The oil and gas industry is being pushed by regulators, third parties and investors to better identify and mitigate its methane emissions, especially the few “super-emitter” sites that make outsize contributions to overall emissions. But while operators are ramping up capital spending on new technology, one thing has become clear: There is no silver bullet when it comes to reducing emissions, and each option includes one or more drawbacks, including source attribution, costs, quantification, and detection limits. In today’s RBN blog, we’ll break down the advantages and disadvantages of the different measurement technologies.

In Part 1 of this series we discussed how operators can begin to address key environmental goals while protecting — even improving — their bottom line. We also explained why the push to reduce methane emissions is so urgent. In Part 2, we detailed the mounting external pressures to control methane emissions and how the industry’s regulatory outlook, its non-governmental quasi-oversight and its access to capital are changing in ways that make understanding sometimes inconsistent emissions data vitally important.

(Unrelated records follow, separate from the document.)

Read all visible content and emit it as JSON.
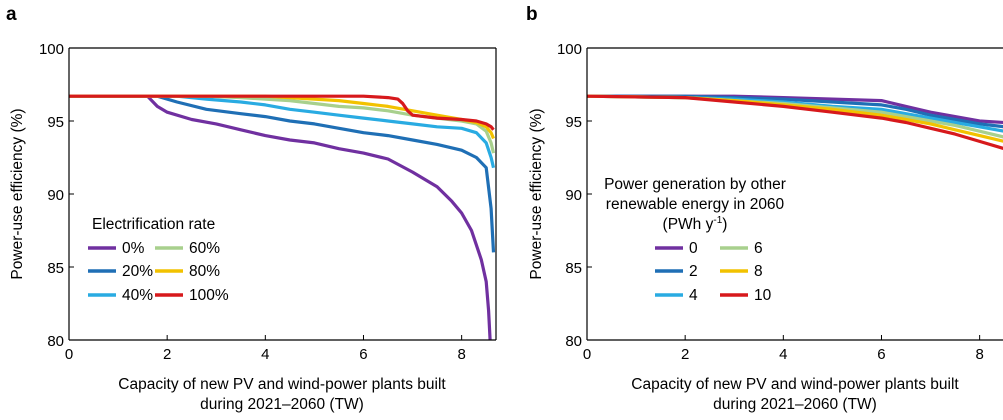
{
  "chart_data": [
    {
      "panel": "a",
      "type": "line",
      "xlabel_lines": [
        "Capacity of new PV and wind-power plants built",
        "during 2021–2060 (TW)"
      ],
      "ylabel": "Power-use efficiency (%)",
      "xlim": [
        0,
        8.7
      ],
      "ylim": [
        80,
        100
      ],
      "xticks": [
        0,
        2,
        4,
        6,
        8
      ],
      "yticks": [
        80,
        85,
        90,
        95,
        100
      ],
      "grid": false,
      "legend_title": "Electrification rate",
      "legend_location": "lower-left",
      "series": [
        {
          "name": "0%",
          "color": "#7030a0",
          "x": [
            0,
            1.6,
            1.8,
            2.0,
            2.5,
            3,
            3.5,
            4,
            4.5,
            5,
            5.5,
            6,
            6.5,
            7,
            7.5,
            7.8,
            8,
            8.2,
            8.4,
            8.5,
            8.55,
            8.58
          ],
          "y": [
            96.7,
            96.7,
            96.0,
            95.6,
            95.1,
            94.8,
            94.4,
            94.0,
            93.7,
            93.5,
            93.1,
            92.8,
            92.4,
            91.5,
            90.5,
            89.5,
            88.7,
            87.5,
            85.5,
            84.0,
            82.0,
            80.0
          ]
        },
        {
          "name": "20%",
          "color": "#1f6fb5",
          "x": [
            0,
            1.8,
            2.2,
            2.8,
            3.5,
            4,
            4.5,
            5,
            5.5,
            6,
            6.5,
            7,
            7.5,
            8,
            8.3,
            8.5,
            8.6,
            8.65
          ],
          "y": [
            96.7,
            96.7,
            96.3,
            95.8,
            95.5,
            95.3,
            95.0,
            94.8,
            94.5,
            94.2,
            94.0,
            93.7,
            93.4,
            93.0,
            92.5,
            91.8,
            89.0,
            86.0
          ]
        },
        {
          "name": "40%",
          "color": "#29abe2",
          "x": [
            0,
            2.2,
            2.8,
            3.5,
            4,
            4.5,
            5,
            5.5,
            6,
            6.5,
            7,
            7.5,
            8,
            8.3,
            8.5,
            8.6,
            8.65
          ],
          "y": [
            96.7,
            96.7,
            96.5,
            96.3,
            96.1,
            95.8,
            95.6,
            95.4,
            95.2,
            95.0,
            94.8,
            94.6,
            94.5,
            94.2,
            93.5,
            92.5,
            91.8
          ]
        },
        {
          "name": "60%",
          "color": "#a8d08d",
          "x": [
            0,
            2.8,
            3.5,
            4,
            4.5,
            5,
            5.5,
            6,
            6.5,
            7,
            7.5,
            8,
            8.3,
            8.5,
            8.6,
            8.65
          ],
          "y": [
            96.7,
            96.7,
            96.6,
            96.5,
            96.4,
            96.2,
            96.0,
            95.9,
            95.7,
            95.4,
            95.2,
            95.0,
            94.8,
            94.3,
            93.5,
            92.8
          ]
        },
        {
          "name": "80%",
          "color": "#f2c200",
          "x": [
            0,
            3.5,
            4,
            4.5,
            5,
            5.5,
            6,
            6.5,
            7,
            7.5,
            8,
            8.3,
            8.5,
            8.6,
            8.65
          ],
          "y": [
            96.7,
            96.7,
            96.7,
            96.6,
            96.5,
            96.4,
            96.2,
            96.0,
            95.7,
            95.4,
            95.1,
            94.9,
            94.6,
            94.2,
            93.8
          ]
        },
        {
          "name": "100%",
          "color": "#d7191c",
          "x": [
            0,
            4,
            5,
            6,
            6.5,
            6.7,
            6.8,
            6.9,
            7.0,
            7.5,
            8,
            8.3,
            8.5,
            8.6,
            8.65
          ],
          "y": [
            96.7,
            96.7,
            96.7,
            96.7,
            96.6,
            96.5,
            96.2,
            95.7,
            95.4,
            95.2,
            95.1,
            95.0,
            94.8,
            94.6,
            94.4
          ]
        }
      ]
    },
    {
      "panel": "b",
      "type": "line",
      "xlabel_lines": [
        "Capacity of new PV and wind-power plants built",
        "during 2021–2060 (TW)"
      ],
      "ylabel": "Power-use efficiency (%)",
      "xlim": [
        0,
        8.7
      ],
      "ylim": [
        80,
        100
      ],
      "xticks": [
        0,
        2,
        4,
        6,
        8
      ],
      "yticks": [
        80,
        85,
        90,
        95,
        100
      ],
      "grid": false,
      "legend_title_lines": [
        "Power generation by other",
        "renewable energy in 2060",
        "(PWh y",
        "-1",
        ")"
      ],
      "legend_location": "lower-left",
      "series": [
        {
          "name": "0",
          "color": "#7030a0",
          "x": [
            0,
            2,
            3,
            4,
            5,
            6,
            6.5,
            7,
            7.5,
            8,
            8.5,
            8.7
          ],
          "y": [
            96.7,
            96.7,
            96.7,
            96.6,
            96.5,
            96.4,
            96.0,
            95.6,
            95.3,
            95.0,
            94.9,
            94.7
          ]
        },
        {
          "name": "2",
          "color": "#1f6fb5",
          "x": [
            0,
            2,
            3,
            4,
            5,
            6,
            6.5,
            7,
            7.5,
            8,
            8.5,
            8.7
          ],
          "y": [
            96.7,
            96.7,
            96.6,
            96.5,
            96.3,
            96.1,
            95.8,
            95.4,
            95.1,
            94.8,
            94.6,
            94.3
          ]
        },
        {
          "name": "4",
          "color": "#29abe2",
          "x": [
            0,
            2,
            3,
            4,
            5,
            6,
            6.5,
            7,
            7.5,
            8,
            8.5,
            8.7
          ],
          "y": [
            96.7,
            96.6,
            96.5,
            96.3,
            96.0,
            95.8,
            95.5,
            95.2,
            94.9,
            94.6,
            94.3,
            94.0
          ]
        },
        {
          "name": "6",
          "color": "#a8d08d",
          "x": [
            0,
            2,
            3,
            4,
            5,
            6,
            6.5,
            7,
            7.5,
            8,
            8.5,
            8.7
          ],
          "y": [
            96.7,
            96.6,
            96.4,
            96.2,
            95.9,
            95.6,
            95.3,
            95.0,
            94.7,
            94.3,
            93.9,
            93.5
          ]
        },
        {
          "name": "8",
          "color": "#f2c200",
          "x": [
            0,
            2,
            3,
            4,
            5,
            6,
            6.5,
            7,
            7.5,
            8,
            8.5,
            8.7
          ],
          "y": [
            96.7,
            96.6,
            96.4,
            96.1,
            95.8,
            95.4,
            95.1,
            94.8,
            94.4,
            94.0,
            93.6,
            93.1
          ]
        },
        {
          "name": "10",
          "color": "#d7191c",
          "x": [
            0,
            2,
            3,
            4,
            5,
            6,
            6.5,
            7,
            7.5,
            8,
            8.5,
            8.7
          ],
          "y": [
            96.7,
            96.6,
            96.3,
            96.0,
            95.6,
            95.2,
            94.9,
            94.5,
            94.1,
            93.6,
            93.1,
            92.7
          ]
        }
      ]
    }
  ]
}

Discussions about the technology needed to detect methane emissions tend to include a long list of options with every possible combination of instrument, approach and analysis, but we think that can be simplified into two key metrics: (1) the distance between the measurement device and the emission source, and (2) the frequency of measurement. The greater the distance between a measurement device and the source of emissions (vertical axis in Figure 1), the larger a leak must be to be detected by the monitoring technology. Conversely, the cost per site is generally much higher for hardware deployed on-site relative to aerial measurements further from the source. Airplane monitoring typically costs $10,000-$15,000 per day, for example, but an operator that has enough scale and concentration of assets can visit hundreds of sites per day in regions like the Permian Basin.